To set evidence in an equation node, use Network.setContEvidence. In the snippet below we are assuming that evidenceNodeHandle is the handle of the equation node.

Java:

net.setContEvidence(evidenceNodeHandle, 1.5);

Python:

net.set_cont_evidence(evidenceNodeHandle, 1.5)

R:

net$setContEvidence(evidenceNodeHandle, 1.5)

C#:

net.SetContEvidence(evidenceNodeHandle, 1.5);

To retrieve evidence from continuous node, use Network.getContEvidence.

The inference in continuous networks is based on stochastic sampling when there is no evidence in the network, or the evidence is specified only for nodes without parents. Otherwise, the inference is performed on a temporary discrete network, derived from the original continuous model. The definitions for the temporary discrete nodes are derived from the discretization intervals defined in each continuous node. In addition to Network.setSampleCount, stochastic sampling can be controlled at the network level by setting the discretization sample count with Network.setDiscretizationSampleCount. Large number of samples provides better approximation of the solution to the set of equations, which continuous network represents, but requires more time to complete.

Both types of inference algorithm use the lower and upper bounds defined for each equation node. To set the bounds, use Network.setNodeEquationBounds method. Stochastic sampling can reject a sample when its value falls outside of the bounds defined for the node. You can control this behavior by Network.setOutlierRejectionEnabled. By default, outlier rejection is disabled.
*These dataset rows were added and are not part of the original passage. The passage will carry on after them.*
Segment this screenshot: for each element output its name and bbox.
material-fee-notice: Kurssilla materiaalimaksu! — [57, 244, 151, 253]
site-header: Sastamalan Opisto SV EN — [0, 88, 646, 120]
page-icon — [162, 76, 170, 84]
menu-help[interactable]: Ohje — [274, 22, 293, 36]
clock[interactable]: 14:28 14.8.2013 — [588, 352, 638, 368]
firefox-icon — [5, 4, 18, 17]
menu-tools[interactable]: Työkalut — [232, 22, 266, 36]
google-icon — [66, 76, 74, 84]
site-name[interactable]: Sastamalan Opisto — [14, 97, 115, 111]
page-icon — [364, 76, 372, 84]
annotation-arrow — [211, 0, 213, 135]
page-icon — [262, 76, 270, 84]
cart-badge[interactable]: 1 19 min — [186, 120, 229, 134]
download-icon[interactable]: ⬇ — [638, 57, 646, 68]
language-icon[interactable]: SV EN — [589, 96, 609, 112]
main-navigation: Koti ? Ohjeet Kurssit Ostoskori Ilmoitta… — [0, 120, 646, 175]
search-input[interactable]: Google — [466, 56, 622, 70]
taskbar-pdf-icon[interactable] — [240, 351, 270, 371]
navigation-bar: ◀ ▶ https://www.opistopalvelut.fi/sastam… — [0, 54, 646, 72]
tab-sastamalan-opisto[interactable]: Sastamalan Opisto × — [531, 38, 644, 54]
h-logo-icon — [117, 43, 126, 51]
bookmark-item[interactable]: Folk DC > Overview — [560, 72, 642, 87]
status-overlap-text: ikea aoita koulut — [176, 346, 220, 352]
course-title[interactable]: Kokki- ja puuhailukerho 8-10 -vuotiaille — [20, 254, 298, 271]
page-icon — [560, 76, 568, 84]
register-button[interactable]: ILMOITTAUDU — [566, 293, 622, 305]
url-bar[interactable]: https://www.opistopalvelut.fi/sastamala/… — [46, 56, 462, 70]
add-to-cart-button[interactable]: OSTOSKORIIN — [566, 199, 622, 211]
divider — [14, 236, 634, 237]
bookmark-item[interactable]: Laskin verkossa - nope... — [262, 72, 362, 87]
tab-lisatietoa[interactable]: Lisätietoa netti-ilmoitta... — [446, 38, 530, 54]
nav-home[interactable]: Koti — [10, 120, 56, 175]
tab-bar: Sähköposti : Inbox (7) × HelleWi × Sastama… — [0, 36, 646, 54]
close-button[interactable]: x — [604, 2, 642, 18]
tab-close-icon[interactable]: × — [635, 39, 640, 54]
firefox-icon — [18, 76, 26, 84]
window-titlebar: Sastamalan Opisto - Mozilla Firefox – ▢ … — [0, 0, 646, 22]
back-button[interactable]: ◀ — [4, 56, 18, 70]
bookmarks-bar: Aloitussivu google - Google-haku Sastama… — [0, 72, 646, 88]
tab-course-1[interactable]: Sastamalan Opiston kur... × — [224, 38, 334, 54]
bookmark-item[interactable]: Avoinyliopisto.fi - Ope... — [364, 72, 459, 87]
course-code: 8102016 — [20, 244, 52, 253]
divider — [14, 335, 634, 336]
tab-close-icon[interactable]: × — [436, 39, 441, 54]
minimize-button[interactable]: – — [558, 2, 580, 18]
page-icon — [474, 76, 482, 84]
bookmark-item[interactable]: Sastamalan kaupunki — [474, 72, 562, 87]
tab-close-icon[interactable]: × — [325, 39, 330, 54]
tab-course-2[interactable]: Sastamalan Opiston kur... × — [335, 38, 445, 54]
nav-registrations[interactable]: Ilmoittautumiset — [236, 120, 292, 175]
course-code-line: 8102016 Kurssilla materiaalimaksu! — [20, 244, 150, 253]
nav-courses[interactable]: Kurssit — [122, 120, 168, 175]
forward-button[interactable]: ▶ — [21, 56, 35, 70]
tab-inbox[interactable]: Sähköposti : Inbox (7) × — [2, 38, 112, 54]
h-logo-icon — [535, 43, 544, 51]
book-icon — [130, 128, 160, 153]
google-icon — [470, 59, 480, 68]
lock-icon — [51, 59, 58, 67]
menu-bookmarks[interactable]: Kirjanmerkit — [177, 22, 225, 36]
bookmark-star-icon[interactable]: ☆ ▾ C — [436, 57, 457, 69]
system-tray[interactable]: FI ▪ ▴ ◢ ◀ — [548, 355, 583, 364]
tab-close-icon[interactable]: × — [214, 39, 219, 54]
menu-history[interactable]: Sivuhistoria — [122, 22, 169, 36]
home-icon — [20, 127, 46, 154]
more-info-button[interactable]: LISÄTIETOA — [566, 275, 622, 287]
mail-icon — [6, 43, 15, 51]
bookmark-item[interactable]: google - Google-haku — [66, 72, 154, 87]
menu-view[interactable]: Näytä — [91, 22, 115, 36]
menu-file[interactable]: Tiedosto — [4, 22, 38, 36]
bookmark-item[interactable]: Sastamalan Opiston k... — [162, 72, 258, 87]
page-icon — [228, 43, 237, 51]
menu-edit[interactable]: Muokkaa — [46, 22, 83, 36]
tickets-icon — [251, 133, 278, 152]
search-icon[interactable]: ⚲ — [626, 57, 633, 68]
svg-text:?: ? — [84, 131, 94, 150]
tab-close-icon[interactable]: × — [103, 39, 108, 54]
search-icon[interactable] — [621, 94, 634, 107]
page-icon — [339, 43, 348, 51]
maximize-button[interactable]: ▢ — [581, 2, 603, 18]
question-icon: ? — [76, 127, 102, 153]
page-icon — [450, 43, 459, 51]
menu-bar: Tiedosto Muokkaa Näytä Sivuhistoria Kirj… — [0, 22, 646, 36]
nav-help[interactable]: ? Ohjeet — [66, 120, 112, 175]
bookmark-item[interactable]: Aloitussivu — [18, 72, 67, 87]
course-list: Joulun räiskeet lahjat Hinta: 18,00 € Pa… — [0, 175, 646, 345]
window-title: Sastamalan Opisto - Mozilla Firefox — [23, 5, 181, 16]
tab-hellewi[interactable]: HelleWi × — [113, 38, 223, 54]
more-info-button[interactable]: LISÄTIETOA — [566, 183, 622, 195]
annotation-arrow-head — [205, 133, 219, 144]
To set node's discretization intervals, use Network.setNodeEquationDiscretization. The method accepts an array of DiscretizationInterval objects intervals as its argument. Each interval is defined by its optional identifier (not used for inference) and an upper bound. The lower bound of the interval with index j is defined by upper interval of the interval with index j-1. The lower bound of the first interval is defined by the lower bound defined for the node with a Network.setNodeEquationBounds call.

Discretization intervals are used to obtain CPTs for the temporary discrete network. The CPTs are calculated by drawing a number of samples specified at the network level for each CPT column. The size of the discretized CPT is a product of the number of node intervals and parent node intervals. Note that this may lead to excessive memory use when the node has many parents.

The results of the inference in a continuous model can be either samples or discretized beliefs, depending on the inference algorithm:

sampling algorithm outputs samples for each node. Network.getNodeValue will return an array of samples and Network.getNodeSampleStats returns an array with simple statistics for the sample set (mean, standard deviation, minimum and maximum. Network.isValueDiscretized returns false.

discretizing algorithm outputs probability distribution over discretization intervals. Network.getNodeValue returns this distribution. Network.isValueDiscretized returns true.